Sunday, April 9, 2023

Mets Avert Consecutive Reds Upset Bids with 5-4 Rallies

Once we post the annual Statis-Pro baseball cards, we try to immediately play one series just to catch any glitches. After the Mets had to rally twice for identical 5-4 wins against the seemingly weaker Reds cards, seems all is good including one new rule tweak.

Reminder Note: To play our own Statis-Pro Baseball games, click and print the batters cards here, then these pitchers' cards and finally the Statis-Pro rules which will have everything you need to play. Also note that we had one error in earlier notes - the adjustments listed at the bottom of some pitcher cards to the batters they face (changing a HR to Out or vice versa) must be used every time they pitch, not just in road games as previously listed.

The Reds led 4-2 in the top of the 10th inning in the first game in New York, then led 4-2 again after six innings in the 2nd game in Cincinnati before losing that one.

A couple of notes on new tweaks this year.

1. I've been having double headers both at one ballpark to keep everything on one page, but it was becoming too messy and I decided to instead make these all home and home series to see two different ballpark effects each series.

2. I also tweaked the pitcher cards with a note on the bottom that calculates to balance the impact of the adjustment to batters' cards for playing in those parks. This only impacts the teams' pitchers who are NOT at home. Therefore in the second game in hitter friendly Cincinnati, the New York Mets pitchers who benefit from half their games being in the very pitcher friendly New York allow a home run if the Random Number is the lowest OUT number on the batters card they are facing. That did not happen in the game in Cincy, but ...

In the game in New York any Cincinnati pitcher had an adjustment that the top two home run numbers on each batter's care are changed from home run to deep fly out (runners advance). This happened in our very first game when Nimmo drew a "31" that would normally have been 2-run homer to tie the game in the bottom of the 10th inning. However, his range home run range is 27-32, so the 31 was changed to an out and the Reds were one outs from a 4-2 win. 

However, the next four Mets reached to win the game. with Vogelbach (single), Marte (single), Alvarez (walk) and Escobar (game-winning single).

This adjustment does balance off the Home Run Ranges in the parks in which pitchers pitch, and that became evident in the second game in Cincinnati. 

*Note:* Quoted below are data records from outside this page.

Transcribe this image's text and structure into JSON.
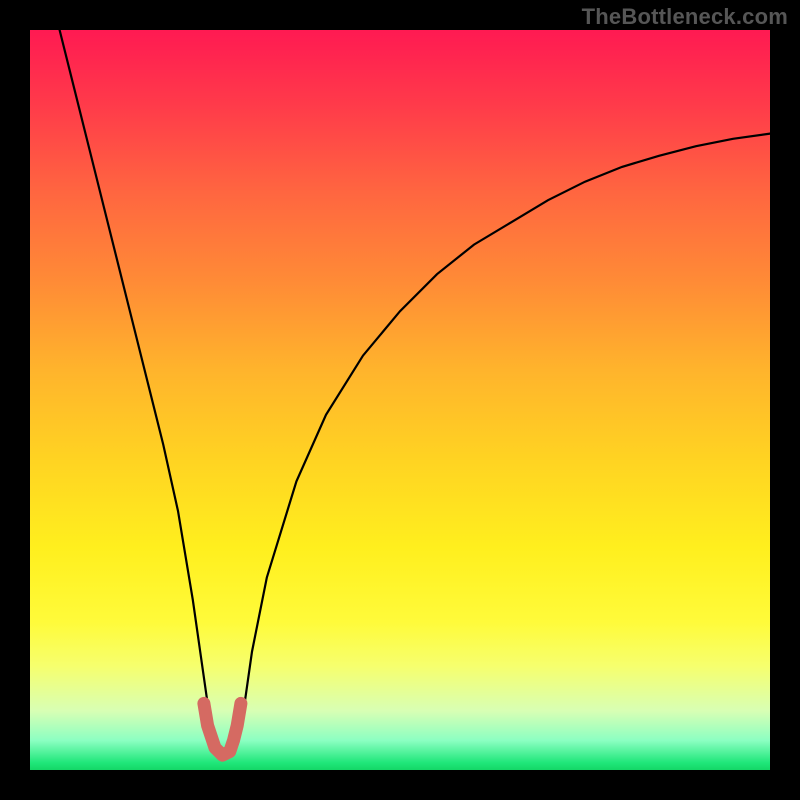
{
  "watermark": "TheBottleneck.com",
  "chart_data": {
    "type": "line",
    "title": "",
    "xlabel": "",
    "ylabel": "",
    "xlim": [
      0,
      100
    ],
    "ylim": [
      0,
      100
    ],
    "grid": false,
    "series": [
      {
        "name": "bottleneck-curve",
        "x": [
          4,
          6,
          8,
          10,
          12,
          14,
          16,
          18,
          20,
          22,
          23,
          24,
          25,
          26,
          27,
          28,
          29,
          30,
          32,
          36,
          40,
          45,
          50,
          55,
          60,
          65,
          70,
          75,
          80,
          85,
          90,
          95,
          100
        ],
        "values": [
          100,
          92,
          84,
          76,
          68,
          60,
          52,
          44,
          35,
          23,
          16,
          9,
          4,
          2,
          2,
          4,
          9,
          16,
          26,
          39,
          48,
          56,
          62,
          67,
          71,
          74,
          77,
          79.5,
          81.5,
          83,
          84.3,
          85.3,
          86
        ]
      },
      {
        "name": "optimum-marker",
        "x": [
          23.5,
          24,
          25,
          26,
          27,
          27.5,
          28,
          28.5
        ],
        "values": [
          9,
          6,
          3,
          2,
          2.5,
          4,
          6,
          9
        ]
      }
    ],
    "colors": {
      "curve": "#000000",
      "marker": "#d56a62"
    }
  }
}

When a game is played in New York, a DEEP drive is a Home Run only on an 11-13 with a 14-88 being a Sac Fly. The average park is 11-35 home run, but Cincinnati is 11-63 Home Run. With the Mets trailing 2-0 in the 4th, Nimmo hit a deep drive that was caught up against the wall on a "66.". However, the other three deep drives of the game were all by the Mets and all went out for homers to let them rally ...

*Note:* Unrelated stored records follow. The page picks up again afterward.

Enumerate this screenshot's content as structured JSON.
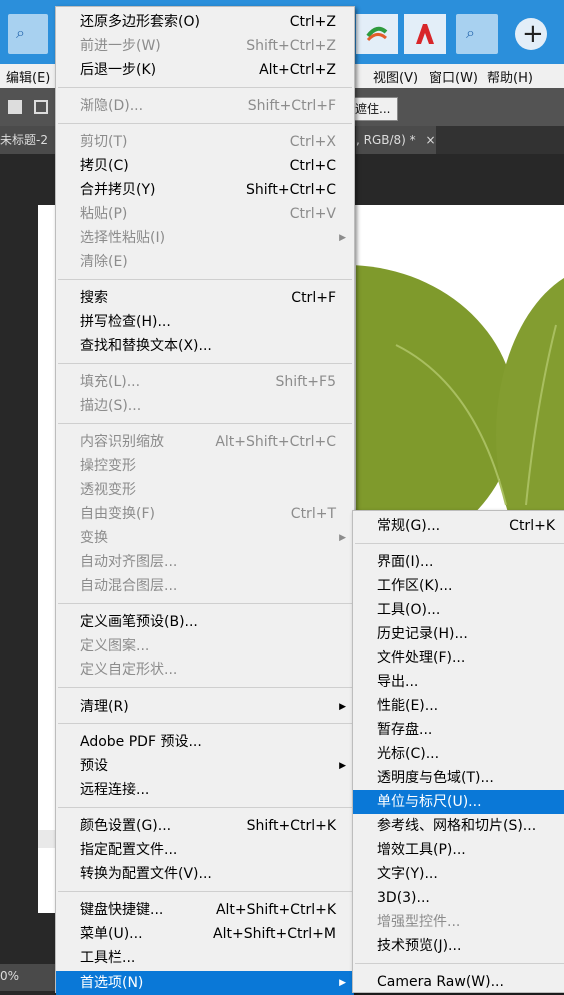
{
  "taskbar": {
    "search_icon": "search-icon",
    "apps": [
      "green-app-icon",
      "red-app-icon",
      "adobe-icon"
    ],
    "search2_icon": "search-icon",
    "add_icon": "plus-icon"
  },
  "menubar": {
    "items": [
      "编辑(E)",
      "视图(V)",
      "窗口(W)",
      "帮助(H)"
    ]
  },
  "options_bar": {
    "fragment": "遮住..."
  },
  "tabs": {
    "left": "未标题-2 @",
    "right": ", RGB/8) *",
    "close": "×"
  },
  "status": {
    "zoom": "0%"
  },
  "edit_menu": {
    "items": [
      {
        "label": "还原多边形套索(O)",
        "shortcut": "Ctrl+Z",
        "disabled": false
      },
      {
        "label": "前进一步(W)",
        "shortcut": "Shift+Ctrl+Z",
        "disabled": true
      },
      {
        "label": "后退一步(K)",
        "shortcut": "Alt+Ctrl+Z",
        "disabled": false
      },
      {
        "label": "渐隐(D)...",
        "shortcut": "Shift+Ctrl+F",
        "disabled": true
      },
      {
        "label": "剪切(T)",
        "shortcut": "Ctrl+X",
        "disabled": true
      },
      {
        "label": "拷贝(C)",
        "shortcut": "Ctrl+C",
        "disabled": false
      },
      {
        "label": "合并拷贝(Y)",
        "shortcut": "Shift+Ctrl+C",
        "disabled": false
      },
      {
        "label": "粘贴(P)",
        "shortcut": "Ctrl+V",
        "disabled": true
      },
      {
        "label": "选择性粘贴(I)",
        "shortcut": "",
        "disabled": true,
        "submenu": true
      },
      {
        "label": "清除(E)",
        "shortcut": "",
        "disabled": true
      },
      {
        "label": "搜索",
        "shortcut": "Ctrl+F",
        "disabled": false
      },
      {
        "label": "拼写检查(H)...",
        "shortcut": "",
        "disabled": false
      },
      {
        "label": "查找和替换文本(X)...",
        "shortcut": "",
        "disabled": false
      },
      {
        "label": "填充(L)...",
        "shortcut": "Shift+F5",
        "disabled": true
      },
      {
        "label": "描边(S)...",
        "shortcut": "",
        "disabled": true
      },
      {
        "label": "内容识别缩放",
        "shortcut": "Alt+Shift+Ctrl+C",
        "disabled": true
      },
      {
        "label": "操控变形",
        "shortcut": "",
        "disabled": true
      },
      {
        "label": "透视变形",
        "shortcut": "",
        "disabled": true
      },
      {
        "label": "自由变换(F)",
        "shortcut": "Ctrl+T",
        "disabled": true
      },
      {
        "label": "变换",
        "shortcut": "",
        "disabled": true,
        "submenu": true
      },
      {
        "label": "自动对齐图层...",
        "shortcut": "",
        "disabled": true
      },
      {
        "label": "自动混合图层...",
        "shortcut": "",
        "disabled": true
      },
      {
        "label": "定义画笔预设(B)...",
        "shortcut": "",
        "disabled": false
      },
      {
        "label": "定义图案...",
        "shortcut": "",
        "disabled": true
      },
      {
        "label": "定义自定形状...",
        "shortcut": "",
        "disabled": true
      },
      {
        "label": "清理(R)",
        "shortcut": "",
        "disabled": false,
        "submenu": true
      },
      {
        "label": "Adobe PDF 预设...",
        "shortcut": "",
        "disabled": false
      },
      {
        "label": "预设",
        "shortcut": "",
        "disabled": false,
        "submenu": true
      },
      {
        "label": "远程连接...",
        "shortcut": "",
        "disabled": false
      },
      {
        "label": "颜色设置(G)...",
        "shortcut": "Shift+Ctrl+K",
        "disabled": false
      },
      {
        "label": "指定配置文件...",
        "shortcut": "",
        "disabled": false
      },
      {
        "label": "转换为配置文件(V)...",
        "shortcut": "",
        "disabled": false
      },
      {
        "label": "键盘快捷键...",
        "shortcut": "Alt+Shift+Ctrl+K",
        "disabled": false
      },
      {
        "label": "菜单(U)...",
        "shortcut": "Alt+Shift+Ctrl+M",
        "disabled": false
      },
      {
        "label": "工具栏...",
        "shortcut": "",
        "disabled": false
      },
      {
        "label": "首选项(N)",
        "shortcut": "",
        "disabled": false,
        "submenu": true,
        "highlighted": true
      }
    ]
  },
  "prefs_submenu": {
    "items": [
      {
        "label": "常规(G)...",
        "shortcut": "Ctrl+K"
      },
      {
        "label": "界面(I)..."
      },
      {
        "label": "工作区(K)..."
      },
      {
        "label": "工具(O)..."
      },
      {
        "label": "历史记录(H)..."
      },
      {
        "label": "文件处理(F)..."
      },
      {
        "label": "导出..."
      },
      {
        "label": "性能(E)..."
      },
      {
        "label": "暂存盘..."
      },
      {
        "label": "光标(C)..."
      },
      {
        "label": "透明度与色域(T)..."
      },
      {
        "label": "单位与标尺(U)...",
        "highlighted": true
      },
      {
        "label": "参考线、网格和切片(S)..."
      },
      {
        "label": "增效工具(P)..."
      },
      {
        "label": "文字(Y)..."
      },
      {
        "label": "3D(3)..."
      },
      {
        "label": "增强型控件...",
        "disabled": true
      },
      {
        "label": "技术预览(J)..."
      },
      {
        "label": "Camera Raw(W)..."
      }
    ]
  },
  "colors": {
    "highlight": "#0a78d7",
    "leaf": "#7f9a2c",
    "taskbar": "#2b8fdb"
  }
}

Pham homered on a DEEP drive to cut it to 2-1 in the top of the sixth. In the 7th Alvarez hit a deep drive that went out to pull the Mets within 4-3, then two batters later Pham hit another deep drive that also went out for a 2-run game winning homer 5-4. All three of those homers would have been outs if that game had been in New York.

Both the batters' and pitchers' cards are adjusted when calculated to account for these ballpark impacts.

The second game included the Reds throwing five PB 2-6 relievers at the Mets since Weaver can only go a maximum of four innings, or he needs to drop from a PB 2-5 to PB 2-4. Having already thrown a PB 2-9 (Peterson) in the first game, the Mets still had three PB 2-7s left to get to their ace PB 2-9 and perhaps the best reliever in the game Diaz. 

The last 2-7 available, Raley, was the key as he came in with two on and one out and strike out Steer and N. Marte to end the 7th inning threat. The only runner allowed in the bottom of the 8th was an error by shortstop Guillorme with a bad E6 error rating who was only in the game because Lindor was thrown out of the game on a Z-play for arguing. In the 6th inning Guillorme had also failed to get to an RBI single that Lindor would have turned into an out on a Clutch Defense play.

While starters can pitch up to their Max Innings, relievers normally pitch one inning less by can come in to get a pitcher out of a jam as one of their innings - which is what Raley had to do. The trick is doing this makes it much more likely to get tired. Raley has an Max IP 2 meaning he can pitch any PART of 2 innings, and his RR endurance is 3 - which drops 1 any time it is his fault a runner reached a base or scored. However, outside of the error allowed, he retired all five so his RR only dropped one to "2" when the 7th inning ended.

Diaz has the most dominant PB 2-9 card in the game, but his RR is only 2. He walked Fraley to start the 9th and lower his RR from 2 to 1. he then struck out Solak. he then walked Votto to run out of RR when mean two men on base, one out, and for hitting an RR of 0 he dropped from a PB 2-9 to PB 2-8. He struck out Steer to get within an out of a save, but then walked N. Marte to load the bases and lower himself to a PB 2-7. That brought up Stephenson, who was 5 of 8 in the series, with a chance for a game-winning single. 

However, Diaz induced a foul out to catcher for a second straight 5-4 come-from-behind winner.